Reading files with a computer program

Editing long sequence of XML tags by hand would be terribly tedious, so we should rely on computer programs to automate the task. I'm typically using the Python language to quickly write such tools and it happens that there are useful code libraries available. For FIT files, the package fitparse can be used. There are multiple ways to load packages, still I recommend using a virtualenv if you know how to create them, otherwise it's probably safe to install the package for yourself by using a command line such as pip install --user fitparse. TCX files can be read with only the standard packages that come with the language.

Reading the FIT file

The FIT files are made of many records and each record may have field data. It can be viewed by enumerating each record and then enumerating each field:

import fitparse
import sys

# Execute this program files with the path to the FIT file as the last
# argument.
fit_file = fitparse.FitFile(
sys.argv[1], data_processor=fitparse.StandardUnitsDataProcessor())

for record in fitfile.get_messages():
if record.type == 'data':
for field_data in record:
print(' * {}: {}'.format(field_data.name, field_data.value))

Reading the TCX file

The tools to read XML files are already available with Python. Those tools are much more sophisticated as they allow programmers not only to enumerate elements, but also to search for specific tags and attributes. The top element that contains all the other elements in the file is called the root element and the structure is called a tree (imagine something closer to a genealogical tree than something you would see outside the window.)

A tag that contains most of the interesting data is the Trackpoint tag. We can get a list of all of those and print their time element like this:

import sys
import xml.etree.ElementTree as ET

# Execute this program files with the path to the TCX file as the last
# argument.
tcx_file = ET.parse(sys.argv[1])

root = tcx_file.getroot()

# For the computers, the actual tag names are really long so we have to use this trick to avoid typing those
# ridiculous names each time we want to refer to a tag. We'll just use `tcx:` and the short name instead.
ns = {
'tcx': 'http://www.garmin.com/xmlschemas/TrainingCenterDatabase/v2',

# The syntax to get elements is called XPath.
track = root.find('./tcx:Activities/tcx:Activity/tcx:Lap/tcx:Track', ns)
for trackpoint_time in track.iterfind('./tcx:Trackpoint/tcx:Time', ns):

Writing a TCX file

Creating new FIT files is a bit too complicated and is not a feature of the fitparse package. To be able to create new activity files, we can rely on the relative simplicity of the XML format used by TCX files.

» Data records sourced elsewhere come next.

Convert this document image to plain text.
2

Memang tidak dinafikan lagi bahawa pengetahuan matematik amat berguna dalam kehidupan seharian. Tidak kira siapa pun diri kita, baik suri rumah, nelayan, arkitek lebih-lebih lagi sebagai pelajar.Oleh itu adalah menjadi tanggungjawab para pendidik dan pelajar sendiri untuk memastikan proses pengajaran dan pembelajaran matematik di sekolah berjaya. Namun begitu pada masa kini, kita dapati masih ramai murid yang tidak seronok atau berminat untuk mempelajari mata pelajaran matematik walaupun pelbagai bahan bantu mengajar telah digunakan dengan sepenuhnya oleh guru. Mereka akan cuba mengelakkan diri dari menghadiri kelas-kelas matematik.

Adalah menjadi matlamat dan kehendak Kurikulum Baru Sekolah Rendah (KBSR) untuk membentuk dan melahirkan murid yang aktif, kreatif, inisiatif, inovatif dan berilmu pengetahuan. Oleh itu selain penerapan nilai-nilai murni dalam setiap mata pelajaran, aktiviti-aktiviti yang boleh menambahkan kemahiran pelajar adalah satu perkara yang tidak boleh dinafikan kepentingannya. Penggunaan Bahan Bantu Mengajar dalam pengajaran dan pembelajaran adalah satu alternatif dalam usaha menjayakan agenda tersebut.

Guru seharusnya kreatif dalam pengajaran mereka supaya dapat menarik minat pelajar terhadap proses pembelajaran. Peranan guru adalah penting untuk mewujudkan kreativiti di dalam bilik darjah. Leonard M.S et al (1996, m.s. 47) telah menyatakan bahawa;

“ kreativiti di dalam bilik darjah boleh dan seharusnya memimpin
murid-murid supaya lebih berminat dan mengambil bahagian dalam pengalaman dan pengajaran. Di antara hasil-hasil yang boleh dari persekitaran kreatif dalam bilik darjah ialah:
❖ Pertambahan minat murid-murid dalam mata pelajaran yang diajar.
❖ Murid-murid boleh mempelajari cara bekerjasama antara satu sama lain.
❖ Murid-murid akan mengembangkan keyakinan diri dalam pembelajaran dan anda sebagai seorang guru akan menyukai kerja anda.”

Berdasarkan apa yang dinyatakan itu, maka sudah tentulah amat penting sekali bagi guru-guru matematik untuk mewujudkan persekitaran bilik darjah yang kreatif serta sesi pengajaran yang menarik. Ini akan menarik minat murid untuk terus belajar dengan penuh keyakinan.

Creating an almost empty, but still probably valid file looks a bit like this:

import datetime
import random
import xml.etree.ElementTree as ET

root = ET.Element('TrainingCenterDatabase')

# Tell the library to set up the long element names.
' '.join([
root.set('xmlns', 'http://www.garmin.com/xmlschemas/TrainingCenterDatabase/v2')
root.set('xmlns:xsi', 'http://www.w3.org/2001/XMLSchema-instance')

now = datetime.datetime.utcnow().isoformat() + 'Z'

activities = ET.SubElement(root, 'Activities')
activity = ET.SubElement(activities, 'Activity')
activity.set('Sport', 'Running')
activity_id = ET.SubElement(activity, 'Id')
activity_id.text = now

lap = ET.SubElement(activity, 'Lap')
lap.set('StartTime', now)
total_time = ET.SubElement(lap, 'TotalTimeSeconds')
total_time.text = '1'
intensity = ET.SubElement(lap, 'Intensity')
intensity.text = 'Active'

track = ET.SubElement(lap, 'Track')
trackpoint = ET.SubElement(track, 'Trackpoint')
time = ET.SubElement(trackpoint, 'Time')
time.text = now
position = ET.SubElement(trackpoint, 'Position')
latitude = ET.SubElement(position, 'LatitudeDegrees')
latitude.text = '{:.1f}'.format(random.uniform(-90.0, 90.0))
longitude = ET.SubElement(position, 'LongitudeDegrees')
longitude.text = '{:.1f}'.format(random.uniform(-180.0, 180.0))
altitude = ET.SubElement(trackpoint, 'AltitudeMeters')
altitude.text = '{}'.format(random.randrange(0, 4000))
distance = ET.SubElement(trackpoint, 'DistanceMeters')
distance.text = '0'
heart_rate = ET.SubElement(trackpoint, 'HeartRateBpm')
heart_rate.text = '{}'.format(random.randrange(60, 180))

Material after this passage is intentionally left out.